The sport's governing body hopes to finalise a deal to double the number of meetings in the series to 12, including 2012 Olympics host city London.
"London is a good candidate (for the golden league)," IAAF spokesman Nick Davies said on Tuesday. "It has big budgets and good sponsors. It is also great timing to promote athletics in the run up to the Olympics."
"One of the main aims of the new Golden League is to go outside Europe to internationalise the event," Davies added. "A number of possibilities include the United States, Asia and the Gulf states."
Raising new sponsorship money in the current economic climate may not be easy. The IAAF council will hear how talks on sponsorship have gone at a council meeting in Berlin on March 21-22 and prospective hosts will be asked to submit tenders.
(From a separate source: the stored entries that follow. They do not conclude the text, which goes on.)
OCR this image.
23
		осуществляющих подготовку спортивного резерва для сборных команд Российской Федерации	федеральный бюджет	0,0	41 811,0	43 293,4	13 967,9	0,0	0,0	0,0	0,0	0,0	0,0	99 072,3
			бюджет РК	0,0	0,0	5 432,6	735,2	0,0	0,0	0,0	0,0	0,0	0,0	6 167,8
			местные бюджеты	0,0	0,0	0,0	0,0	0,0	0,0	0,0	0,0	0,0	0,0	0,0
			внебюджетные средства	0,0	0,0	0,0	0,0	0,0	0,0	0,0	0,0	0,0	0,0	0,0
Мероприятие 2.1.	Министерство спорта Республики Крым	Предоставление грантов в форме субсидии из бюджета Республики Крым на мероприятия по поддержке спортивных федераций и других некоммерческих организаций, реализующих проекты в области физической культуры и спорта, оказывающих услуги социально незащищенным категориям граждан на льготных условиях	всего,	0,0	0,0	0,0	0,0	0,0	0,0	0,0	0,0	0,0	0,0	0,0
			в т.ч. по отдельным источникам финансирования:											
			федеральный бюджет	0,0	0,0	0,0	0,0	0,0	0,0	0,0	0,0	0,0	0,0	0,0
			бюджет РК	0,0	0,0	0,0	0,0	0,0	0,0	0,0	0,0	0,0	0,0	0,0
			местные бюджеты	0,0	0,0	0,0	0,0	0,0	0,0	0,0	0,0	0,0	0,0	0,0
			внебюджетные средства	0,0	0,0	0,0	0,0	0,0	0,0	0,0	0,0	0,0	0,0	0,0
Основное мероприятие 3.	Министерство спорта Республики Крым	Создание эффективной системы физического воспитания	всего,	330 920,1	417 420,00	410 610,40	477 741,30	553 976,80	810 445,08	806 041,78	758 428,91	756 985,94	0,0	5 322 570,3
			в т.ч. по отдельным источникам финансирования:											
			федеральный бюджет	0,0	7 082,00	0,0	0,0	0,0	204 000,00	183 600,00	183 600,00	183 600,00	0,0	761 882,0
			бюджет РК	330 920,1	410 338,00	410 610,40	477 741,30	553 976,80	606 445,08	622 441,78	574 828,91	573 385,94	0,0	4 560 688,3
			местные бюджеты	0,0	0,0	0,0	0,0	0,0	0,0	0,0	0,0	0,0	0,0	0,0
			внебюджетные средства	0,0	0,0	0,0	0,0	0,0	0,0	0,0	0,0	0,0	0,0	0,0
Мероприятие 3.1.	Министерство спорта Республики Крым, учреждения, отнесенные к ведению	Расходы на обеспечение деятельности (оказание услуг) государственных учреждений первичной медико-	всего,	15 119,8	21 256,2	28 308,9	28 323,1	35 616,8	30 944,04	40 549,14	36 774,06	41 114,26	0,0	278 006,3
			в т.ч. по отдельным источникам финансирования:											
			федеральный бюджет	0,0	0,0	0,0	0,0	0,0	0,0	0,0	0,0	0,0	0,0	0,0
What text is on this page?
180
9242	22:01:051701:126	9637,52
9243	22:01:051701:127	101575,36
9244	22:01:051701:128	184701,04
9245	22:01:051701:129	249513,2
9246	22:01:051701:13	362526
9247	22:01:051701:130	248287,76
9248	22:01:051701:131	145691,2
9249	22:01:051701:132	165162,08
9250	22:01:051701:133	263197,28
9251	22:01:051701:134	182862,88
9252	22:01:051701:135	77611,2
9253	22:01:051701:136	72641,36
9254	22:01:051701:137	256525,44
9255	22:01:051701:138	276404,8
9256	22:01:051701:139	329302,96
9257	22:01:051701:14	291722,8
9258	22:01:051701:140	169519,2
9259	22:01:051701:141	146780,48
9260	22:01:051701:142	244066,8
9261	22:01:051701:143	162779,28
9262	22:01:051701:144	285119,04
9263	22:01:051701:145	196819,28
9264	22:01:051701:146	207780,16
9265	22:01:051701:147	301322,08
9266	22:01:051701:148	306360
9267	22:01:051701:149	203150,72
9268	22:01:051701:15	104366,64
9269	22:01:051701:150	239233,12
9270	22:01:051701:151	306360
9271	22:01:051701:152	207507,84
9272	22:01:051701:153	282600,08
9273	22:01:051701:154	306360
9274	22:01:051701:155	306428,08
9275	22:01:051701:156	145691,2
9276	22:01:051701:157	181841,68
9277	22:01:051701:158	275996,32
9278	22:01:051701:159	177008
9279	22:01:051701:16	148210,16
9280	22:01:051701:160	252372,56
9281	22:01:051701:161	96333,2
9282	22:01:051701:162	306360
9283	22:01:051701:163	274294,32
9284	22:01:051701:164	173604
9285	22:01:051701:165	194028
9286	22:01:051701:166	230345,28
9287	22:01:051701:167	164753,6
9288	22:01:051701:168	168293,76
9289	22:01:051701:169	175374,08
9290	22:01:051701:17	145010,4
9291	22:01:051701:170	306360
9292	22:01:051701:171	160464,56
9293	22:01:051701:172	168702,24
"It is an ambitious new scheme," Davies said. "If it does work in terms of the finance, the next stage is to decide who will be in it."
The Golden League, which will be held this year in Berlin, Oslo, Rome, Paris, Zurich and Brussels, offers a million-dollar jackpot to be shared by athletes who win their event at every meeting.
Kenyan 800 metres Olympic champion Pamela Jelimo won the $1 million Golden League jackpot outright last year.
Davies said rules for winning the jackpot would be changed in an expanded Golden League series.